With over 90 students on projects and close to 70 in BVW, the ETC is bursting at the seams this semester, and the space available to dedicate to an LBE experience is pretty limited. Our project room is the most obvious space, but we may have the chance to build in another room of the ETC, the Fab Room. To get all the information, we’ve taken measurements of both rooms. Ultimately, we will decide which of the two available spaces we will use based on the project idea. Both spaces are approximately rectangular, but one is a longer and skinnier rectangle, so the structure of our experience (a walkthrough? A sandbox exploration? An escape room?) will be useful to know before we commit. 

3D models of the two room options. The rooms are similar length and width, but the left room has a higher ceiling and the right room is not an exact rectangle.
The measurements of the two rooms created as Fusion 360 models.

Brainstorming

We began our brainstorming with a bit of a false start, talking through an idea in more detail than it needed at this point in the semester. For our next brainstorming session, we committed to coming up with five ideas each so as not to move out of the blue sky too quickly. We used documentation from Ruth Comley’s Experience Design class to organize our thoughts and make sure that each idea had guest actions and guest emotions at the forefront.

Three team members stand at the whiteboard in the project room discussing the many brainstorming ideas written on it.
We have been making great use of the whiteboard for keeping track of presented ideas!

Ultimately, we ended up with 30 ideas that were all very different from one another, and several ideas generated on the spot remixing elements from different concepts.
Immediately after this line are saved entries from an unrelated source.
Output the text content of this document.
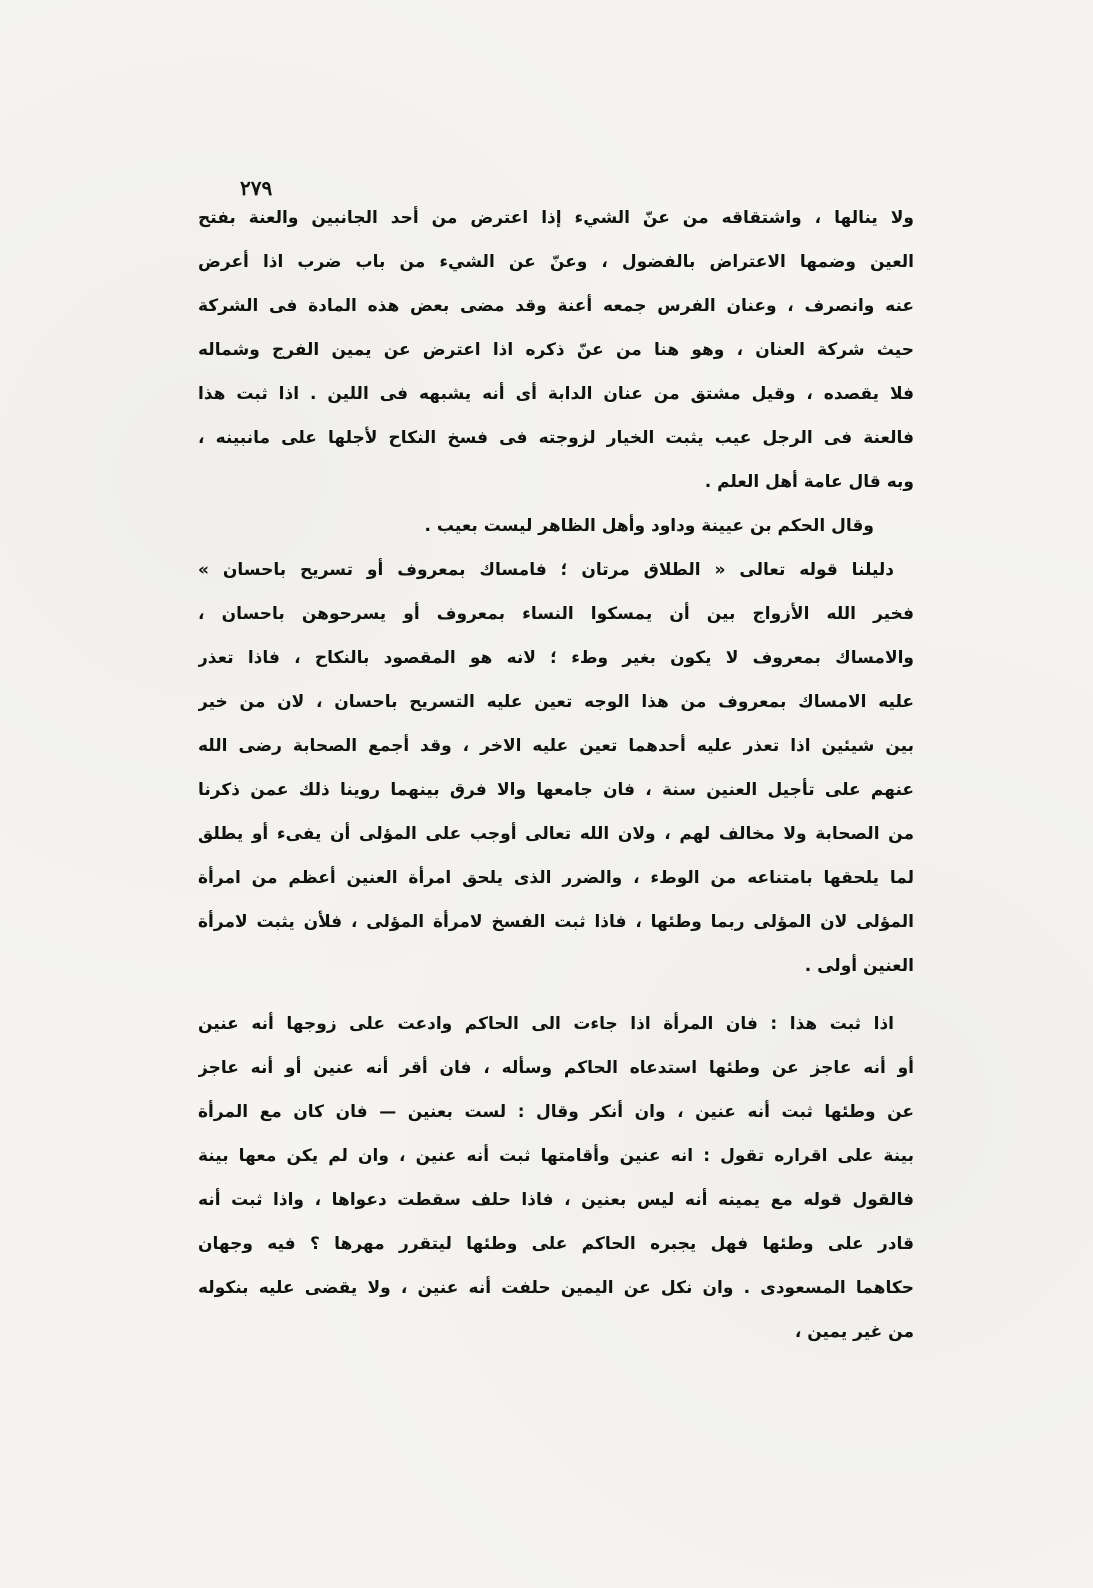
٢٧٩
ولا ينالها ، واشتقاقه من عنّ الشيء إذا اعترض من أحد الجانبين والعنة بفتح
العين وضمها الاعتراض بالفضول ، وعنّ عن الشيء من باب ضرب اذا أعرض
عنه وانصرف ، وعنان الفرس جمعه أعنة وقد مضى بعض هذه المادة فى الشركة
حيث شركة العنان ، وهو هنا من عنّ ذكره اذا اعترض عن يمين الفرج وشماله
فلا يقصده ، وقيل مشتق من عنان الدابة أى أنه يشبهه فى اللين . اذا ثبت هذا
فالعنة فى الرجل عيب يثبت الخيار لزوجته فى فسخ النكاح لأجلها على مانبينه ،
وبه قال عامة أهل العلم .
وقال الحكم بن عيينة وداود وأهل الظاهر ليست بعيب .
دليلنا قوله تعالى « الطلاق مرتان ؛ فامساك بمعروف أو تسريح باحسان »
فخير الله الأزواج بين أن يمسكوا النساء بمعروف أو يسرحوهن باحسان ،
والامساك بمعروف لا يكون بغير وطء ؛ لانه هو المقصود بالنكاح ، فاذا تعذر
عليه الامساك بمعروف من هذا الوجه تعين عليه التسريح باحسان ، لان من خير
بين شيئين اذا تعذر عليه أحدهما تعين عليه الاخر ، وقد أجمع الصحابة رضى الله
عنهم على تأجيل العنين سنة ، فان جامعها والا فرق بينهما روينا ذلك عمن ذكرنا
من الصحابة ولا مخالف لهم ، ولان الله تعالى أوجب على المؤلى أن يفىء أو يطلق
لما يلحقها بامتناعه من الوطء ، والضرر الذى يلحق امرأة العنين أعظم من امرأة
المؤلى لان المؤلى ربما وطئها ، فاذا ثبت الفسخ لامرأة المؤلى ، فلأن يثبت لامرأة
العنين أولى .
اذا ثبت هذا : فان المرأة اذا جاءت الى الحاكم وادعت على زوجها أنه عنين
أو أنه عاجز عن وطئها استدعاه الحاكم وسأله ، فان أقر أنه عنين أو أنه عاجز
عن وطئها ثبت أنه عنين ، وان أنكر وقال : لست بعنين — فان كان مع المرأة
بينة على اقراره تقول : انه عنين وأقامتها ثبت أنه عنين ، وان لم يكن معها بينة
فالقول قوله مع يمينه أنه ليس بعنين ، فاذا حلف سقطت دعواها ، واذا ثبت أنه
قادر على وطئها فهل يجبره الحاكم على وطئها ليتقرر مهرها ؟ فيه وجهان
حكاهما المسعودى . وان نكل عن اليمين حلفت أنه عنين ، ولا يقضى عليه بنكوله
من غير يمين ،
We were able to kill a few of our darlings based on easy criteria- something out of scope, or that doesn’t match well with our team’s skill sets. But a huge variety of ideas remain.  

To get to a good idea – instead of just an idea – we’ve been thinking about how to define pillars of a festival LBE experience. It’s been helpful to think about things that break the festival experience that we can mitigate in the design phase, rather than relying on absolutely perfect operations later on.

A large paper we hung on the wall with our constraints, demographics, what makes a good festival experience, and what makes a bad festival experience.
Defining constraints, demographics, and strengths and weaknesses of festival experiences.

Goals for next week:

We will need to narrow our ideas to just a few to present at Quarters in Week Three. In the process of narrowing down, we should get a better idea of what will be required in the experience, so we can make more concrete plans. We also plan to attend the Playtest to Explore ETC workshop, and do our team bonding!